The design of an intrinsically safe ground penetrating radar for detecting abandoned workings in underground coal mines
Document Type
Conference
Source
2012 14th International Conference on Ground Penetrating Radar (GPR) Ground Penetrating Radar (GPR), 2012 14th International Conference on. :125-130 Jun, 2012
Subject
Fields, Waves and Electromagnetics
Geoscience
Power, Energy and Industry Applications
Ground penetrating radar
Conferences
coal
ATEX
intrinsically safe
tunnels
Language
Abstract
Underground coal mines worldwide often face significant operational risks due to the presence of unmapped or inaccurately mapped abandoned workings. Generally, these workings are below the water table and are flooded under high pressure. Present longwall or room-and-pillar operations may inadvertently breach the barrier into flooded abandoned workings and produce disastrous consequences. To mitigate this risk, legislation requires that no mining should occur within certain distances of possible historical workings. With coal mines increasing production rates to meet global demand, the restriction imposed by these buffer zones can be costly and inefficient.

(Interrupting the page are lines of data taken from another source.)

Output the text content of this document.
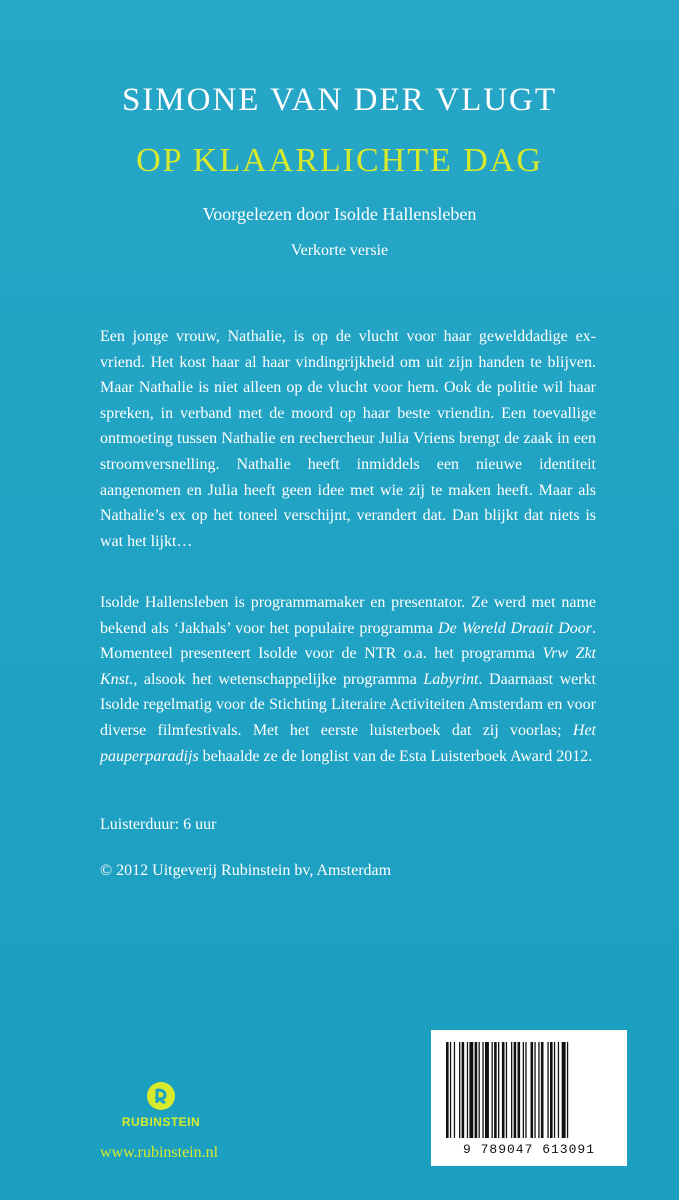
SIMONE VAN DER VLUGT
OP KLAARLICHTE DAG
Voorgelezen door Isolde Hallensleben
Verkorte versie
Een jonge vrouw, Nathalie, is op de vlucht voor haar gewelddadige ex-vriend. Het kost haar al haar vindingrijkheid om uit zijn handen te blijven. Maar Nathalie is niet alleen op de vlucht voor hem. Ook de politie wil haar spreken, in verband met de moord op haar beste vriendin. Een toevallige ontmoeting tussen Nathalie en rechercheur Julia Vriens brengt de zaak in een stroomversnelling. Nathalie heeft inmiddels een nieuwe identiteit aangenomen en Julia heeft geen idee met wie zij te maken heeft. Maar als Nathalie’s ex op het toneel verschijnt, verandert dat. Dan blijkt dat niets is wat het lijkt…
Isolde Hallensleben is programmamaker en presentator. Ze werd met name bekend als ‘Jakhals’ voor het populaire programma De Wereld Draait Door. Momenteel presenteert Isolde voor de NTR o.a. het programma Vrw Zkt Knst., alsook het wetenschappelijke programma Labyrint. Daarnaast werkt Isolde regelmatig voor de Stichting Literaire Activiteiten Amsterdam en voor diverse filmfestivals. Met het eerste luisterboek dat zij voorlas; Het pauperparadijs behaalde ze de longlist van de Esta Luisterboek Award 2012.
Luisterduur: 6 uur
© 2012 Uitgeverij Rubinstein bv, Amsterdam
RUBINSTEIN
www.rubinstein.nl	9 789047 613091
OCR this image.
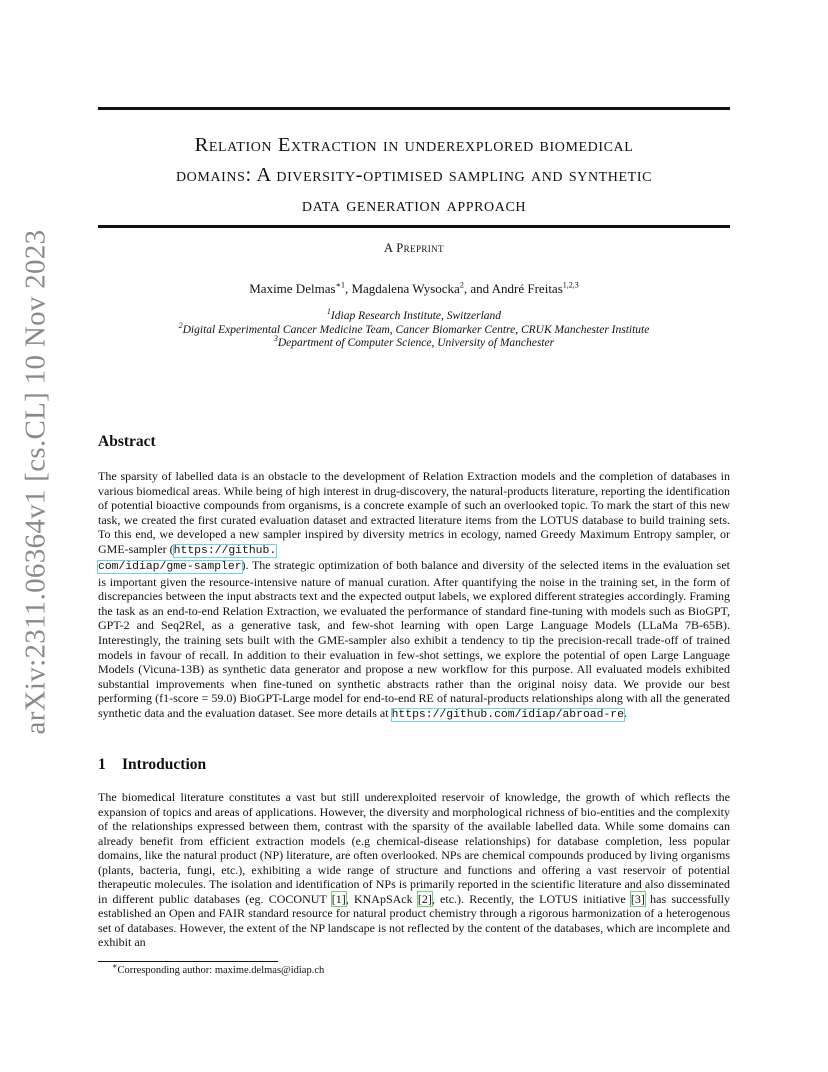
arXiv:2311.06364v1 [cs.CL] 10 Nov 2023
Relation Extraction in underexplored biomedical
domains: A diversity-optimised sampling and synthetic
data generation approach
A Preprint
Maxime Delmas$^{∗1}$, Magdalena Wysocka$^2$, and André Freitas$^{1,2,3}$
$^1$Idiap Research Institute, Switzerland
$^2$Digital Experimental Cancer Medicine Team, Cancer Biomarker Centre, CRUK Manchester Institute
$^3$Department of Computer Science, University of Manchester
Abstract

The sparsity of labelled data is an obstacle to the development of Relation Extraction models and the completion of databases in various biomedical areas. While being of high interest in drug-discovery, the natural-products literature, reporting the identification of potential bioactive compounds from organisms, is a concrete example of such an overlooked topic. To mark the start of this new task, we created the first curated evaluation dataset and extracted literature items from the LOTUS database to build training sets. To this end, we developed a new sampler inspired by diversity metrics in ecology, named Greedy Maximum Entropy sampler, or GME-sampler (https://github.
com/idiap/gme-sampler). The strategic optimization of both balance and diversity of the selected items in the evaluation set is important given the resource-intensive nature of manual curation. After quantifying the noise in the training set, in the form of discrepancies between the input abstracts text and the expected output labels, we explored different strategies accordingly. Framing the task as an end-to-end Relation Extraction, we evaluated the performance of standard fine-tuning with models such as BioGPT, GPT-2 and Seq2Rel, as a generative task, and few-shot learning with open Large Language Models (LLaMa 7B-65B). Interestingly, the training sets built with the GME-sampler also exhibit a tendency to tip the precision-recall trade-off of trained models in favour of recall. In addition to their evaluation in few-shot settings, we explore the potential of open Large Language Models (Vicuna-13B) as synthetic data generator and propose a new workflow for this purpose. All evaluated models exhibited substantial improvements when fine-tuned on synthetic abstracts rather than the original noisy data. We provide our best performing (f1-score = 59.0) BioGPT-Large model for end-to-end RE of natural-products relationships along with all the generated synthetic data and the evaluation dataset. See more details at https://github.com/idiap/abroad-re.

1 Introduction

The biomedical literature constitutes a vast but still underexploited reservoir of knowledge, the growth of which reflects the expansion of topics and areas of applications. However, the diversity and morphological richness of bio-entities and the complexity of the relationships expressed between them, contrast with the sparsity of the available labelled data. While some domains can already benefit from efficient extraction models (e.g chemical-disease relationships) for database completion, less popular domains, like the natural product (NP) literature, are often overlooked. NPs are chemical compounds produced by living organisms (plants, bacteria, fungi, etc.), exhibiting a wide range of structure and functions and offering a vast reservoir of potential therapeutic molecules. The isolation and identification of NPs is primarily reported in the scientific literature and also disseminated in different public databases (eg. COCONUT [1], KNApSAck [2], etc.). Recently, the LOTUS initiative [3] has successfully established an Open and FAIR standard resource for natural product chemistry through a rigorous harmonization of a heterogenous set of databases. However, the extent of the NP landscape is not reflected by the content of the databases, which are incomplete and exhibit an

∗Corresponding author: maxime.delmas@idiap.ch
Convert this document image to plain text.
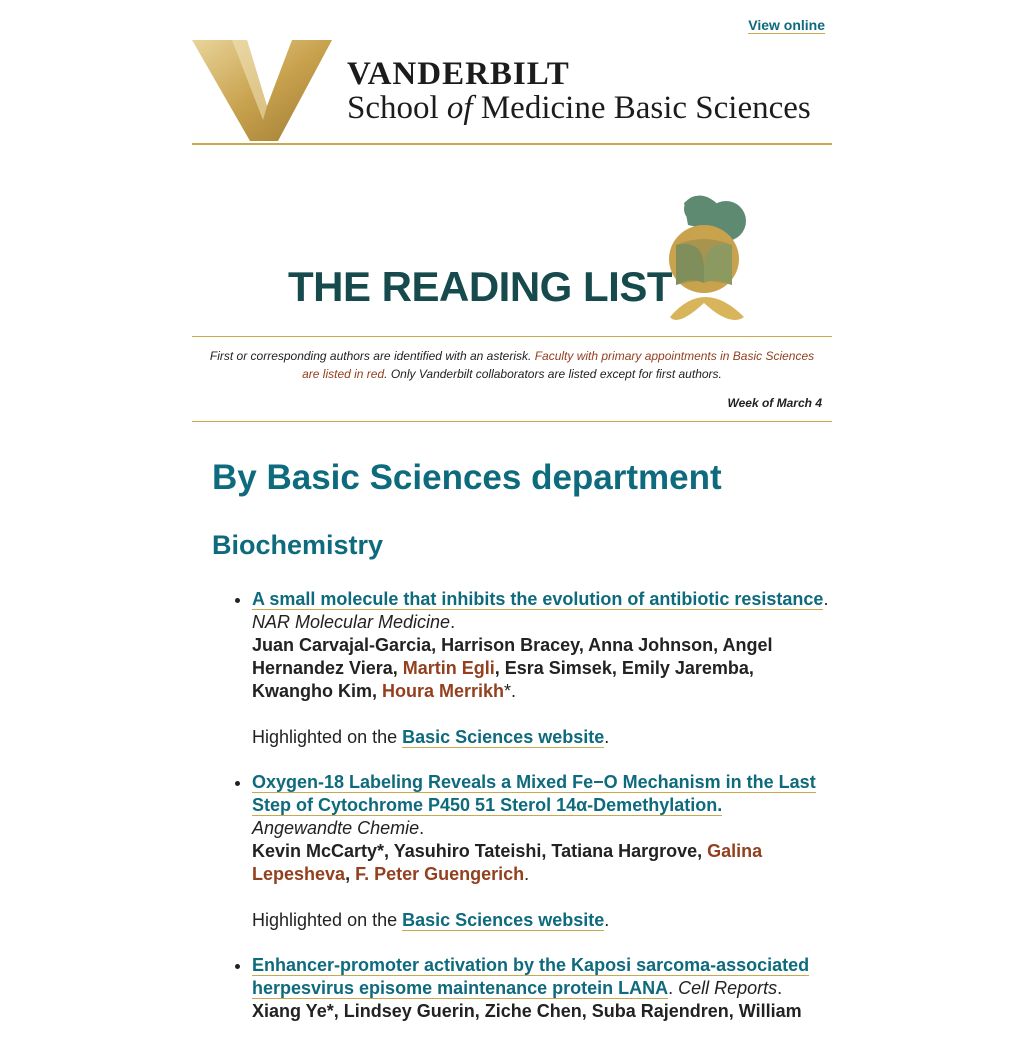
View online
VANDERBILT
School of Medicine Basic Sciences
THE READING LIST

First or corresponding authors are identified with an asterisk. Faculty with primary appointments in Basic Sciences are listed in red. Only Vanderbilt collaborators are listed except for first authors.

Week of March 4
By Basic Sciences department
Biochemistry
• A small molecule that inhibits the evolution of antibiotic resistance. NAR Molecular Medicine.
Juan Carvajal-Garcia, Harrison Bracey, Anna Johnson, Angel Hernandez Viera, Martin Egli, Esra Simsek, Emily Jaremba, Kwangho Kim, Houra Merrikh*.
Highlighted on the Basic Sciences website.
• Oxygen-18 Labeling Reveals a Mixed Fe−O Mechanism in the Last Step of Cytochrome P450 51 Sterol 14α-Demethylation.
Angewandte Chemie.
Kevin McCarty*, Yasuhiro Tateishi, Tatiana Hargrove, Galina Lepesheva, F. Peter Guengerich.
Highlighted on the Basic Sciences website.
• Enhancer-promoter activation by the Kaposi sarcoma-associated herpesvirus episome maintenance protein LANA. Cell Reports.
Xiang Ye*, Lindsey Guerin, Ziche Chen, Suba Rajendren, William
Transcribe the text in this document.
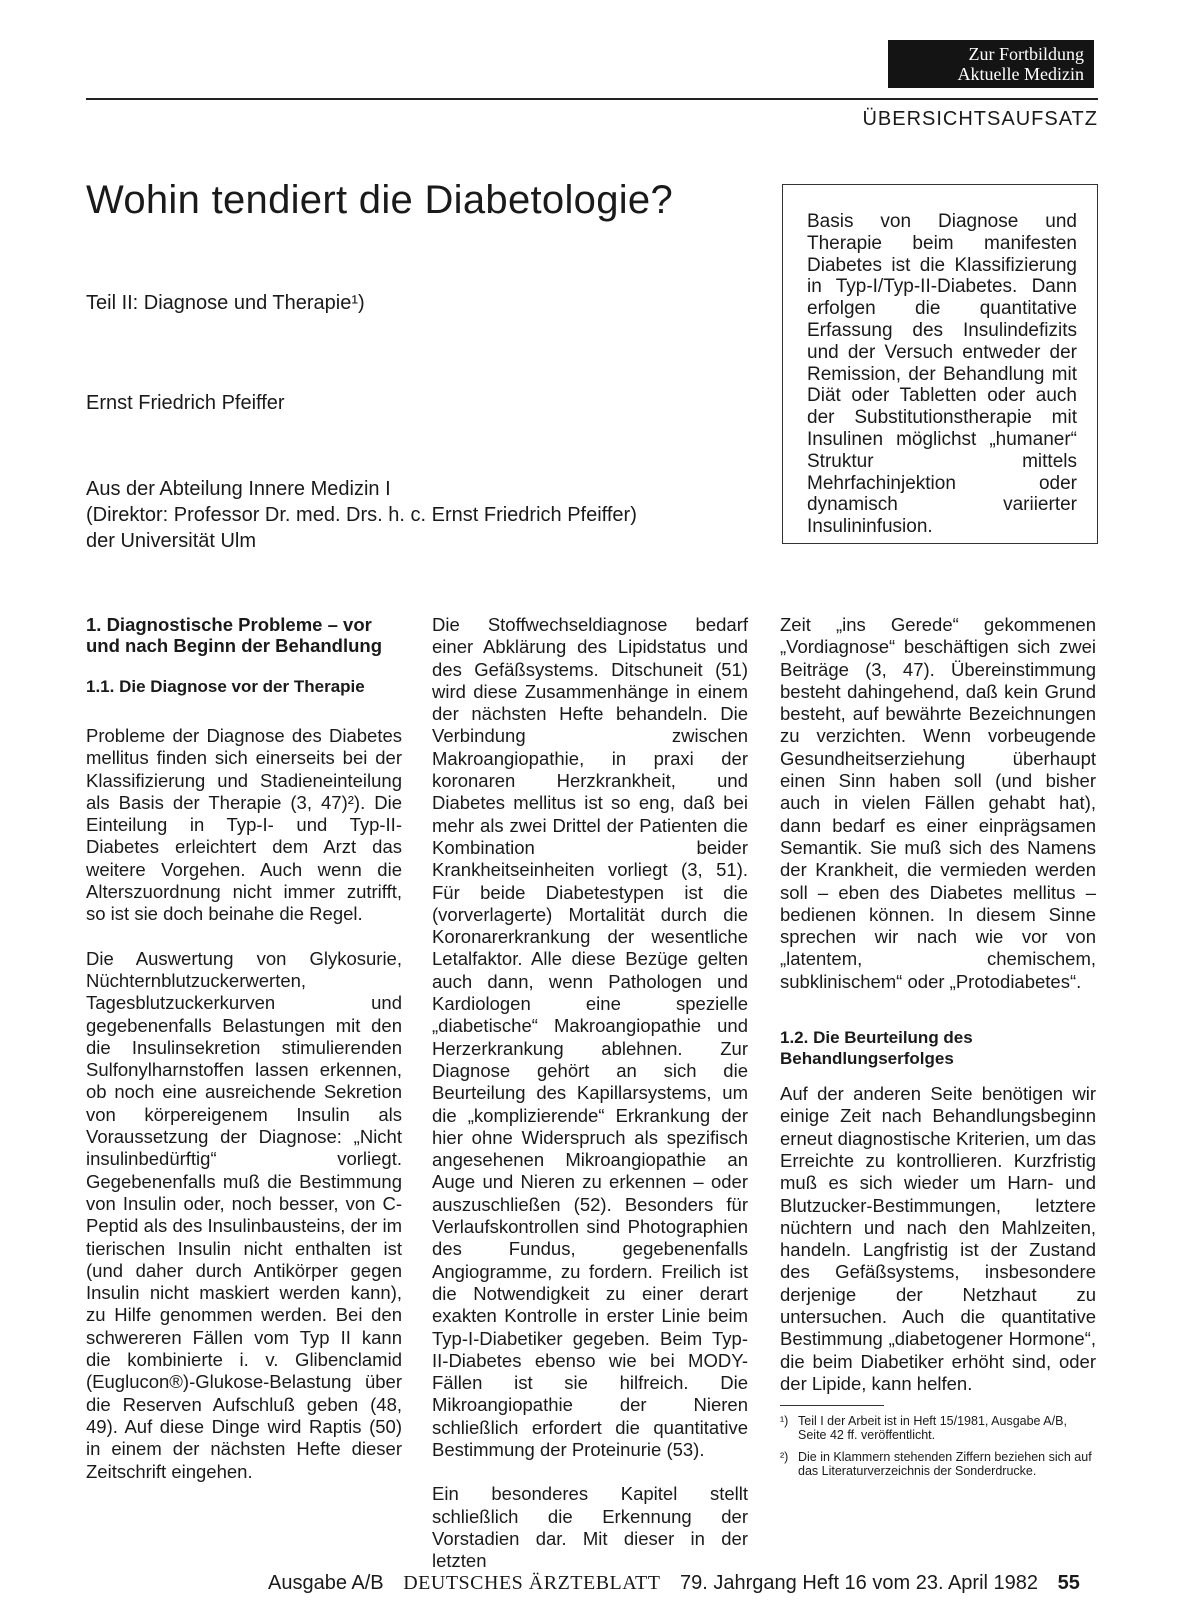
Zur Fortbildung
Aktuelle Medizin
ÜBERSICHTSAUFSATZ
Wohin tendiert die Diabetologie?
Teil II: Diagnose und Therapie¹)
Ernst Friedrich Pfeiffer
Aus der Abteilung Innere Medizin I
(Direktor: Professor Dr. med. Drs. h. c. Ernst Friedrich Pfeiffer)
der Universität Ulm
Basis von Diagnose und Therapie beim manifesten Diabetes ist die Klassifizierung in Typ-I/Typ-II-Diabetes. Dann erfolgen die quantitative Erfassung des Insulindefizits und der Versuch entweder der Remission, der Behandlung mit Diät oder Tabletten oder auch der Substitutionstherapie mit Insulinen möglichst „humaner“ Struktur mittels Mehrfachinjektion oder dynamisch variierter Insulininfusion.
1. Diagnostische Probleme – vor und nach Beginn der Behandlung
1.1. Die Diagnose vor der Therapie

Probleme der Diagnose des Diabetes mellitus finden sich einerseits bei der Klassifizierung und Stadieneinteilung als Basis der Therapie (3, 47)²). Die Einteilung in Typ-I- und Typ-II-Diabetes erleichtert dem Arzt das weitere Vorgehen. Auch wenn die Alterszuordnung nicht immer zutrifft, so ist sie doch beinahe die Regel.

Die Auswertung von Glykosurie, Nüchternblutzuckerwerten, Tagesblutzuckerkurven und gegebenenfalls Belastungen mit den die Insulinsekretion stimulierenden Sulfonylharnstoffen lassen erkennen, ob noch eine ausreichende Sekretion von körpereigenem Insulin als Voraussetzung der Diagnose: „Nicht insulinbedürftig“ vorliegt. Gegebenenfalls muß die Bestimmung von Insulin oder, noch besser, von C-Peptid als des Insulinbausteins, der im tierischen Insulin nicht enthalten ist (und daher durch Antikörper gegen Insulin nicht maskiert werden kann), zu Hilfe genommen werden. Bei den schwereren Fällen vom Typ II kann die kombinierte i. v. Glibenclamid (Euglucon®)-Glukose-Belastung über die Reserven Aufschluß geben (48, 49). Auf diese Dinge wird Raptis (50) in einem der nächsten Hefte dieser Zeitschrift eingehen.

Die Stoffwechseldiagnose bedarf einer Abklärung des Lipidstatus und des Gefäßsystems. Ditschuneit (51) wird diese Zusammenhänge in einem der nächsten Hefte behandeln. Die Verbindung zwischen Makroangiopathie, in praxi der koronaren Herzkrankheit, und Diabetes mellitus ist so eng, daß bei mehr als zwei Drittel der Patienten die Kombination beider Krankheitseinheiten vorliegt (3, 51). Für beide Diabetestypen ist die (vorverlagerte) Mortalität durch die Koronarerkrankung der wesentliche Letalfaktor. Alle diese Bezüge gelten auch dann, wenn Pathologen und Kardiologen eine spezielle „diabetische“ Makroangiopathie und Herzerkrankung ablehnen. Zur Diagnose gehört an sich die Beurteilung des Kapillarsystems, um die „komplizierende“ Erkrankung der hier ohne Widerspruch als spezifisch angesehenen Mikroangiopathie an Auge und Nieren zu erkennen – oder auszuschließen (52). Besonders für Verlaufskontrollen sind Photographien des Fundus, gegebenenfalls Angiogramme, zu fordern. Freilich ist die Notwendigkeit zu einer derart exakten Kontrolle in erster Linie beim Typ-I-Diabetiker gegeben. Beim Typ-II-Diabetes ebenso wie bei MODY-Fällen ist sie hilfreich. Die Mikroangiopathie der Nieren schließlich erfordert die quantitative Bestimmung der Proteinurie (53).

Ein besonderes Kapitel stellt schließlich die Erkennung der Vorstadien dar. Mit dieser in der letzten

Zeit „ins Gerede“ gekommenen „Vordiagnose“ beschäftigen sich zwei Beiträge (3, 47). Übereinstimmung besteht dahingehend, daß kein Grund besteht, auf bewährte Bezeichnungen zu verzichten. Wenn vorbeugende Gesundheitserziehung überhaupt einen Sinn haben soll (und bisher auch in vielen Fällen gehabt hat), dann bedarf es einer einprägsamen Semantik. Sie muß sich des Namens der Krankheit, die vermieden werden soll – eben des Diabetes mellitus – bedienen können. In diesem Sinne sprechen wir nach wie vor von „latentem, chemischem, subklinischem“ oder „Protodiabetes“.

1.2. Die Beurteilung des Behandlungserfolges

Auf der anderen Seite benötigen wir einige Zeit nach Behandlungsbeginn erneut diagnostische Kriterien, um das Erreichte zu kontrollieren. Kurzfristig muß es sich wieder um Harn- und Blutzucker-Bestimmungen, letztere nüchtern und nach den Mahlzeiten, handeln. Langfristig ist der Zustand des Gefäßsystems, insbesondere derjenige der Netzhaut zu untersuchen. Auch die quantitative Bestimmung „diabetogener Hormone“, die beim Diabetiker erhöht sind, oder der Lipide, kann helfen.

¹) Teil I der Arbeit ist in Heft 15/1981, Ausgabe A/B, Seite 42 ff. veröffentlicht.
²) Die in Klammern stehenden Ziffern beziehen sich auf das Literaturverzeichnis der Sonderdrucke.
Ausgabe A/B DEUTSCHES ÄRZTEBLATT 79. Jahrgang Heft 16 vom 23. April 1982 55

Geophysical applications within coal seams have been discussed in numerous works. In-seam seismic methods, though of sufficient resolution to possibly detect distant water-filled tunnels, require the use of explosives or impact sources and non-intrinsically safe equipment. Electrical methods are omnidirectional when employed underground, resulting in ambiguous readings that may originate from adjacent coal seams. Ground-penetrating radar is reasonably directional but requires well-shielded antennas to reduce the occurrence of multiple reflections reverberating from the opposing tunnel wall. Presently, the lowest frequency shielded antennas that are commercially available are centered at 100 MHz. Achieving adequate penetration and sufficient resolution to detect a distant tunnel is shown to require approximately 40 MHz center-frequency antennas. We discuss the development and application testing of a novel low-frequency intrinsically safe impulse radar system for use in gaseous coal mines. The technology is portable and deployed with one-button acquisition for use by mine personnel. Although seam rolls and faults as well as coal anisotropy can limit tunnel detectability, the preliminary results demonstrate the viability of the technical approach.